W cyklu Bloger Tygodnia doceniamy kulinarnych blogerów - mniej i bardziej znanych. Jeżeli chcielibyście znaleźć się w rubryce piszcie na redakcyjną skrzynkę - redakcja.ludzie.gotujmy.pl. Czekamy też na sugestie, kogo chcielibyście zobaczyć wśród Gwiazd w Kuchni.

Co więcej - każda blogerka (lub bloger) wyróżniona kiedykolwiek w tej rubryce dostanie też 500 wirtuali nagrody!

Dzisiaj na nasze pytania odpowiada Weronika Madejska, autorka bloga Natchniona, który możecie odwiedzić pod adresem natchniona.pl.

Gotuję i bloguję bo...

Dzisiaj gotuję z potrzeby serca, bo nie wyobrażam sobie inaczej. Bloguję, ponieważ dzięki internetowi mogę dotrzeć do niezliczonej grupy czytelników i propagować dietę bezglutenową.

sernik kajmakowy

Najbardziej niedoceniony kuchenny gadżet to

Dla mnie niewątpliwie długie rękawice kuchenne! Poparzenia, małe i większe rany to niestety standard dla kogoś, kto gotuje nieustannie.
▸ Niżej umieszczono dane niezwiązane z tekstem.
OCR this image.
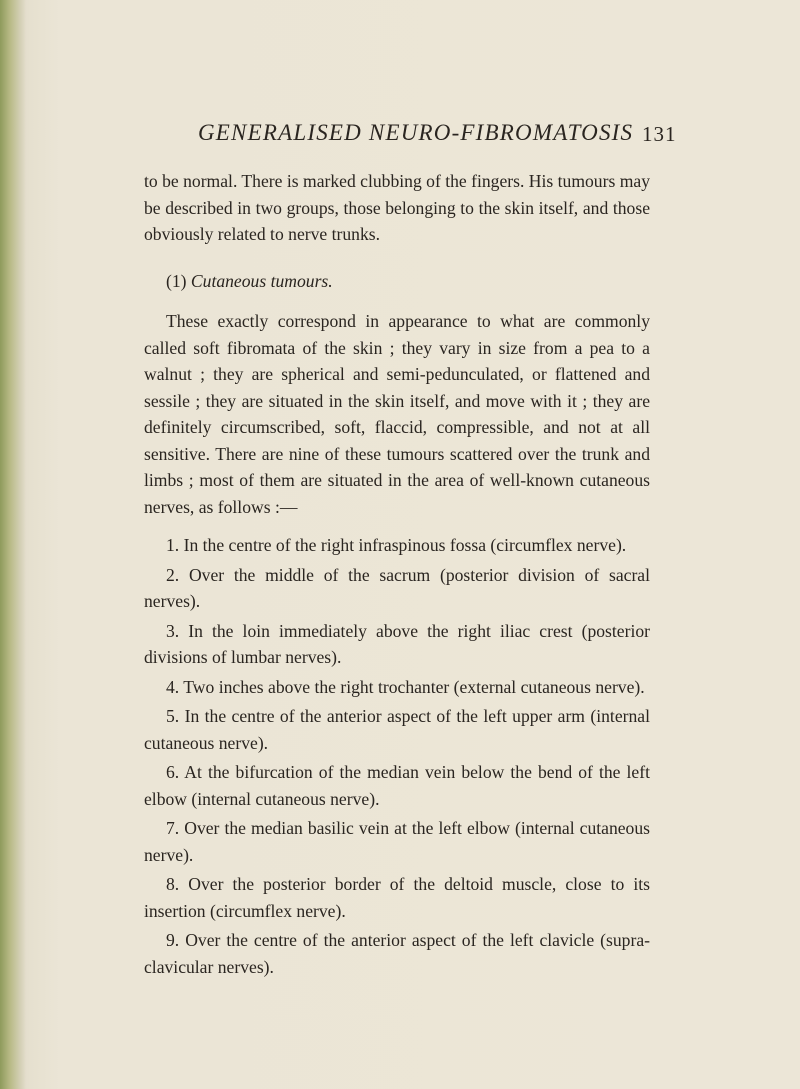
GENERALISED NEURO-FIBROMATOSIS 131

to be normal. There is marked clubbing of the fingers. His tumours may be described in two groups, those belonging to the skin itself, and those obviously related to nerve trunks.

(1) Cutaneous tumours.

These exactly correspond in appearance to what are commonly called soft fibromata of the skin ; they vary in size from a pea to a walnut ; they are spherical and semi-pedunculated, or flattened and sessile ; they are situated in the skin itself, and move with it ; they are definitely circumscribed, soft, flaccid, compressible, and not at all sensitive. There are nine of these tumours scattered over the trunk and limbs ; most of them are situated in the area of well-known cutaneous nerves, as follows :—

1. In the centre of the right infraspinous fossa (circumflex nerve).

2. Over the middle of the sacrum (posterior division of sacral nerves).

3. In the loin immediately above the right iliac crest (posterior divisions of lumbar nerves).

4. Two inches above the right trochanter (external cutaneous nerve).

5. In the centre of the anterior aspect of the left upper arm (internal cutaneous nerve).

6. At the bifurcation of the median vein below the bend of the left elbow (internal cutaneous nerve).

7. Over the median basilic vein at the left elbow (internal cutaneous nerve).

8. Over the posterior border of the deltoid muscle, close to its insertion (circumflex nerve).

9. Over the centre of the anterior aspect of the left clavicle (supra-clavicular nerves).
Czytałam o kucharzach w słynnym Le Cordon Bleu, którzy przed przystąpieniem do pracy muszą przyodziać kostium zabezpieczający ciało jak zbroja rycerza!

Skąd czerpiesz kulinarne pomysły?

Większość tego, co widnieje na moim blogu powstało w mojej głowie. Bardzo rzadko korzystam z przepisów innych, ale uwielbiam przeglądać zagraniczne książki kulinarne znanych autorów i niezastąpionych blogerów. To co niesamowicie mnie inspiruje to zdjęcia. Wystarczy fotografia pięknych owoców, ciasta czy zupy, żebym znalazła się w kuchni i spróbowała stworzyć coś podobnego.

Określ w jednym zdaniu swój styl gotowania

Jeżeli gotuję to tylko dodając odrobinę serca, bo domowe jedzenie ma sens w połączeniu z prawdziwym uczuciem do niego.

ciasto bezglutenowe

Wymień swoje największe kulinarne sukcesy i porażki

Każdym sukcesem jest potrawa, która smakuje w 100% tak jak sobie wymarzyłam, a podana bliskim wywołuje uśmiech na twarzy. Sukces to wszystkie pozytywne komentarze na blogu i wdzięczność czytelników. Czasami łza kręci się w oku, kiedy czytam, że ktoś czuje się lepiej, ponieważ dzięki mnie otrząsnął się po diagnozie. Mamy piszą, że mój tort uratował I Komunię dziecka, a powściągliwa teściowa pochwaliła ciasto bez mleka. Skrzydeł dodała mi też wygrana w prestiżowym konkursie Blog Roku.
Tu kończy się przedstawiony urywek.